“Be careful what you wish for.”
Dir. Robert Kurtzman
The Genie (djinn, rather) is out the lamp (ruby in this case) and wants three wishes from the bearer so he can call his friends from the other dimension and enslave the earth. Yeah, nice guy. Sounds dumb, but after surprise success of Scream (1996), Wes Craven produces something decidedly more b-movie; so we’re lead to believe with his name slapped all over the place. Actually, the creative force here is the guy who made Hellraiser 3 and rest assured, his squiggly cartoon signature is heavily felt. I mean, did you ever think a genie could be scary? You’re correct if you opted for no, though as a consolation this one is as grotesque as they come. He’s one nasty mofo in fact and takes the “you got what you wished for” stance to new and disgusting heights. All in shades of camp of course; one woman is coerced (as is often the case with this slippery Djinn) to wish she could stay beautiful forever and subsequently becomes a manikin. The dramatic sound-track pre-warns us of the silliness in store and if goofy isn’t your dish you’re in for a hard time here.
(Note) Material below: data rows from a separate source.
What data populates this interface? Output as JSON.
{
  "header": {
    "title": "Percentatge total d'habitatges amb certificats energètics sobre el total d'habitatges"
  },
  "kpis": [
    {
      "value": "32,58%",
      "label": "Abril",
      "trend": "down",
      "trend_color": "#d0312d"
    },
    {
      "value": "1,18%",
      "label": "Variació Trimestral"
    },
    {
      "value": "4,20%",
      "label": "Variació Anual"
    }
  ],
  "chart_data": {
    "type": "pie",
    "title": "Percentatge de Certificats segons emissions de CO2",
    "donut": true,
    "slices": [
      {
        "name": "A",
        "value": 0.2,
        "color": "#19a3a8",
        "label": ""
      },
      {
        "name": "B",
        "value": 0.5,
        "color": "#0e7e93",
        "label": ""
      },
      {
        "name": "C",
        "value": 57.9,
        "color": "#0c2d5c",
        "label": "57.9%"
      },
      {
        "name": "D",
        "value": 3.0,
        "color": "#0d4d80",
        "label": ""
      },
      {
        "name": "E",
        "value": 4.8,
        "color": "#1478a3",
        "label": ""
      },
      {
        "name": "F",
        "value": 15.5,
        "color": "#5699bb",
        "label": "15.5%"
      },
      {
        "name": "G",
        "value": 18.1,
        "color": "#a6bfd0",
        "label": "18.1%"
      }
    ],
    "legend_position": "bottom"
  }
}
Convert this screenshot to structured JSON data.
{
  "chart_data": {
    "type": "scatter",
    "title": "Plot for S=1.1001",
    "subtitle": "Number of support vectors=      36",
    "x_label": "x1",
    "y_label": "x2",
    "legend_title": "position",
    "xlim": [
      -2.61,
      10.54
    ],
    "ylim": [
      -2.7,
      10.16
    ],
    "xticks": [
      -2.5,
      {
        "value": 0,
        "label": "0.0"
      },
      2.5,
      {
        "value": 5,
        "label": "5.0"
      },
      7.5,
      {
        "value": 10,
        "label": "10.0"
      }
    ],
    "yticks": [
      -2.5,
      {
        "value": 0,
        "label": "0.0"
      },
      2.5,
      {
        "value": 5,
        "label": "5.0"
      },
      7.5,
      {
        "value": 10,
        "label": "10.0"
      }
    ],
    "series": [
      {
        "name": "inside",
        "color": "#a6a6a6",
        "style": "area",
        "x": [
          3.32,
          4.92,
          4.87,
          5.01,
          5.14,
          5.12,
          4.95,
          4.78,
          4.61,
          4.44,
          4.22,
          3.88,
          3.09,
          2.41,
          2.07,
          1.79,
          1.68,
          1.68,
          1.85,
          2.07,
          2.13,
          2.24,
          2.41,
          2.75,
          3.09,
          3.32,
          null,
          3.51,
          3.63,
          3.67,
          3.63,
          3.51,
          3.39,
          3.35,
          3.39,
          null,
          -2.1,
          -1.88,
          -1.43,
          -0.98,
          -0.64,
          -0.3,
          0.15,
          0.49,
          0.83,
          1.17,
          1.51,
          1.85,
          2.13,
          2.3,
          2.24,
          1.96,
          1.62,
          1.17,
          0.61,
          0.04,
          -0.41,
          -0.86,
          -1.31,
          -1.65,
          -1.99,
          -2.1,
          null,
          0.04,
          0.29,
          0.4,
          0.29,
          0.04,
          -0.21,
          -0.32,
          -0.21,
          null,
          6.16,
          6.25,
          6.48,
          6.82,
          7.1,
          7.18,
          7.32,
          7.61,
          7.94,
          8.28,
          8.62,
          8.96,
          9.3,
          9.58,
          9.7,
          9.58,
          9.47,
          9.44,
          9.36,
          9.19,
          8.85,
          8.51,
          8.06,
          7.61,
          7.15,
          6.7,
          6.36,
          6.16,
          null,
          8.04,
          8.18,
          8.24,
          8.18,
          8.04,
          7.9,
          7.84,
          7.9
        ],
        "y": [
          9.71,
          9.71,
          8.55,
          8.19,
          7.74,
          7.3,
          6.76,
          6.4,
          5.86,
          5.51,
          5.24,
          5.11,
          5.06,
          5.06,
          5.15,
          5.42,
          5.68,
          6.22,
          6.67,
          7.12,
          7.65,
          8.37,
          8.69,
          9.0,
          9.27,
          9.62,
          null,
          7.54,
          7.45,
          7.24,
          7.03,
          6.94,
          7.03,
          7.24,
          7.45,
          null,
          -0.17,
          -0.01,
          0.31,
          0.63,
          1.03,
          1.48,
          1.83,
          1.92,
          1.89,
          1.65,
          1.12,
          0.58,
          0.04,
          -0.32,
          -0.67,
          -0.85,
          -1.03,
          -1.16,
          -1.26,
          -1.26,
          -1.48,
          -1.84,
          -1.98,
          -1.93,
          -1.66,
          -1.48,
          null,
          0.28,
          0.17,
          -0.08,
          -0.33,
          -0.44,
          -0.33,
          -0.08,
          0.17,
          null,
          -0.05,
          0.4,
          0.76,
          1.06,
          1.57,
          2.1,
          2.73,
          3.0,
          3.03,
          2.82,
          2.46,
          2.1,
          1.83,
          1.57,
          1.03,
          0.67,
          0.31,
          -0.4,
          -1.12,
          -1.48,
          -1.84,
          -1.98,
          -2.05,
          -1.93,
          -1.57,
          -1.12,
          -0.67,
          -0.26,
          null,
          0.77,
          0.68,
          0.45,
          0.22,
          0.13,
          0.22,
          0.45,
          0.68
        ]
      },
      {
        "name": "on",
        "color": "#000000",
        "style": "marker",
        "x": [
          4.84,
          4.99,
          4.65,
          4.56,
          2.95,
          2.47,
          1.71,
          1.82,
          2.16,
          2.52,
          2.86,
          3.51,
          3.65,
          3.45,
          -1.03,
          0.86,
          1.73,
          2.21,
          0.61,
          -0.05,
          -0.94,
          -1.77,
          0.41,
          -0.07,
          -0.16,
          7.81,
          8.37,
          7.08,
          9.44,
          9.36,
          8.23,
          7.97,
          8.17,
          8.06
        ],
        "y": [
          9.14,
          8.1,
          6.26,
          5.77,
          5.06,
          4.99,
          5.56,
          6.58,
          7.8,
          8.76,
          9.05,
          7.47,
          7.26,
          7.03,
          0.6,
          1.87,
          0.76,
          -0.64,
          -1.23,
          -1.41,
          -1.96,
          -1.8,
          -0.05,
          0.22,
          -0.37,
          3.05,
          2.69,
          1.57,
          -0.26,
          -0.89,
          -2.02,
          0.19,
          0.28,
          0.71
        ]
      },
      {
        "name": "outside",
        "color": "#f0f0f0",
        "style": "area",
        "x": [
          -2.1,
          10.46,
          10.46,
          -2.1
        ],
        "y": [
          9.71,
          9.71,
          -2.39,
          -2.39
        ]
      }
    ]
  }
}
Andrew Divoff, however, whilst not terrifying brings some depth to the Wishmaster with a most sleazy demeanour and memorably accented voice; he was surely born to play this part and in the djinn, creates something of a modest horror icon. But who will stop the cloaked meanie and his ironic reign of terror? Well, there is a mythology which adds to the playfulness – though no one will scrutinise this too much. If that’s not enough, Wes Craven pulls in some favours and Robert Englund and Tony Todd (amongst other horror icons) make entertaining cameos. Moreover, there are some surprisingly strong performances for a film of this calibre, especially from Jenny O’Hara (check out how many different persona’s she does here) who outdoes moderate lead, Tammy Lauren. Perhaps one of the better 90’s b-horrors – just don’t wish for a sequel- oops three films too late.